The SPX resolved its ST/OB condition by making a 1768 low at the 50DEMA on 12/18/13, and then advancing +4.6% to a new bull cycle high of 1849.44 on 12/31/13 to close +30% [29.6] on the year at 1848.36. Congrats to the Fed, or should it be said the master of the Ponzi Scheme.
The most accurate correlation for 2013 was the Fed’s Balance Sheet and the SPX, but you certainly can not say the same for economic reality and the SPX. The U.S. index funds crushed the active managers as a whole, and until proven otherwise 2014 starts out with the same theme.

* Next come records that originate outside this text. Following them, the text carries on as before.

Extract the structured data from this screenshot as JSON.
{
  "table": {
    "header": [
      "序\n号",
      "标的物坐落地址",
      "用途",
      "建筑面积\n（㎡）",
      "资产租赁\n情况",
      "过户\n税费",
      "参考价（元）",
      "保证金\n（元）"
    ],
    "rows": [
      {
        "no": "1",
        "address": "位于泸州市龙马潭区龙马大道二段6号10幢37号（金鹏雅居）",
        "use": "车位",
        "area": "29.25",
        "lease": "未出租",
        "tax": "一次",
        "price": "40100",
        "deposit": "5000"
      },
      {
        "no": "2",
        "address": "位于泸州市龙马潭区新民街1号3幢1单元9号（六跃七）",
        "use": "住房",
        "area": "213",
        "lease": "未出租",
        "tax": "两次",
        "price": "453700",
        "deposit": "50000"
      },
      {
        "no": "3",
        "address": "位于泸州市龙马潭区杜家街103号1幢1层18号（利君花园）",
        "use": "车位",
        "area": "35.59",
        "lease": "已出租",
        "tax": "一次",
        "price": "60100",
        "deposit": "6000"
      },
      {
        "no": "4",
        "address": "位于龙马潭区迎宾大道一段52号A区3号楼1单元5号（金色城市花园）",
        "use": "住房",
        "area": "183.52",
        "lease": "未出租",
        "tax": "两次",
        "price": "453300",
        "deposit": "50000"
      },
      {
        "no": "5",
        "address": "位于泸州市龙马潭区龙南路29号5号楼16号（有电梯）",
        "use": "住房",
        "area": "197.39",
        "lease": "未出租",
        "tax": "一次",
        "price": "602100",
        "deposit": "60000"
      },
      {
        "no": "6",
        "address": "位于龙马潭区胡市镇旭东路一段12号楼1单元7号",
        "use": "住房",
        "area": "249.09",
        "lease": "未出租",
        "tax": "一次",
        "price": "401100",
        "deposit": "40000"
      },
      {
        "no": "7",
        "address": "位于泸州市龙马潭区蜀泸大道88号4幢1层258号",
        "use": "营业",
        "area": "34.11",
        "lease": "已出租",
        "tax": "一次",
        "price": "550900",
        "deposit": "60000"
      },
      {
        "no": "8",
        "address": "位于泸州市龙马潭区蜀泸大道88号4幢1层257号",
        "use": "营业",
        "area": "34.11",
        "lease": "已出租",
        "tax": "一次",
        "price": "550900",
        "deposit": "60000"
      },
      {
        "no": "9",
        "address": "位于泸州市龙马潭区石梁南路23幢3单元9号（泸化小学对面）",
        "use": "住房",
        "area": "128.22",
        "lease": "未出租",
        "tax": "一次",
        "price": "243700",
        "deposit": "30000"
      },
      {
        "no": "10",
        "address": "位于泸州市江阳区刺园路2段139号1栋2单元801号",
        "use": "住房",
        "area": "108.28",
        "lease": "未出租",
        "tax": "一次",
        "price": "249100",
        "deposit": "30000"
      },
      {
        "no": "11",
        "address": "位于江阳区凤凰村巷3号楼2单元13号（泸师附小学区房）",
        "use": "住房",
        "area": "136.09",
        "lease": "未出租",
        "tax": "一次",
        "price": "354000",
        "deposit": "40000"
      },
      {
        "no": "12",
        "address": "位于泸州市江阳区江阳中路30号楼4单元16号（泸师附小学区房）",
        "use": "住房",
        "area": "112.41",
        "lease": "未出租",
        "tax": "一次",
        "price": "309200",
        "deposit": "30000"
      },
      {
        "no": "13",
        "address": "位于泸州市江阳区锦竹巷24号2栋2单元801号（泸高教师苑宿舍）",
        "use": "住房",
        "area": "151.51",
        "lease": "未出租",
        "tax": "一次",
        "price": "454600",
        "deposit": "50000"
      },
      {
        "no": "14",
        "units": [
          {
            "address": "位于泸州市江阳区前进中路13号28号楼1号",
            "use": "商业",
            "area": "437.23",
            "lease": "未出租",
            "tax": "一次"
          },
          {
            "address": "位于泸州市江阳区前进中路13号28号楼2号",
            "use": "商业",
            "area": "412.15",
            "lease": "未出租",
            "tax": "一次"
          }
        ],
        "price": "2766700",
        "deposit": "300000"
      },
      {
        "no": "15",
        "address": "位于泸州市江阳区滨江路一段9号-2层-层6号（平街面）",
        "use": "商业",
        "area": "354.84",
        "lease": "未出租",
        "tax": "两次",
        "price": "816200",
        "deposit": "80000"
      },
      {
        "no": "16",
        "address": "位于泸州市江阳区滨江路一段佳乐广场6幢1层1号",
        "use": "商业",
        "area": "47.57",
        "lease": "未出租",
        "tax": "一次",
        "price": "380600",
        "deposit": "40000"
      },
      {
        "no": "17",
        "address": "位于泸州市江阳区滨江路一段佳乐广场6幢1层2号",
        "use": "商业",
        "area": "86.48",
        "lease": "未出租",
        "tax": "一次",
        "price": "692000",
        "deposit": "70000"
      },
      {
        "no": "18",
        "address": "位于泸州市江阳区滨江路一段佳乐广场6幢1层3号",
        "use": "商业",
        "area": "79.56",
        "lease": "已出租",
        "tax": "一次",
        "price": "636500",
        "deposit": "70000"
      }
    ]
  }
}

This was evident as equity trading revenues for the major sell side firms were down significantly in 2013.
The SPX closed at 1848.38 yesterday which is essentially unchanged from the 2013 1848.36 close. The price action for the most part in 2014 has been on light volume and narrow range until the -1.3% decline on Mon and +1.1% reversal on Tues. The SPX price action appears to be mostly computer driven and will probably remain so as long as the Fed continues to manipulate the market, and the Obama administration policies crowd out the Private Sector.
Regardless of the computer driven market the high probability low-stress day trading strategies continue to provide ample trading opportunities on a daily basis.
I have included several examples of actual trading setups from the last two days. The ACN setup is what we call a 1st CBO [consolidated breakout] to new intraday highs from a tight pattern and the stock made a good move as it advanced to the +2.0 Volatility Band level:
MMM broke it’s down trend line from the previous day and formed a 123 Higher Bottom setup, which was also a Gap Pullback [GPB] as it pulled back from the 135.67 high to 134.77 The trade result was an advance to the +1.5 VB level:
LYB was a tight [relative to its volatility] opening range contracted volatility pattern which expanded to the +2.0 VB level [1 Day +2.0 Standard Deviation]:
There is a certain criteria for Focus list trading stocks, and also other specific pattern guidelines, in addition to symmetry that supports the trading decision, but these are just three examples to give you an idea of some contracted volatility setups. Trading contracted and expanded volatility price action will always be a core staple for High Probability Low-Stress Day Traders.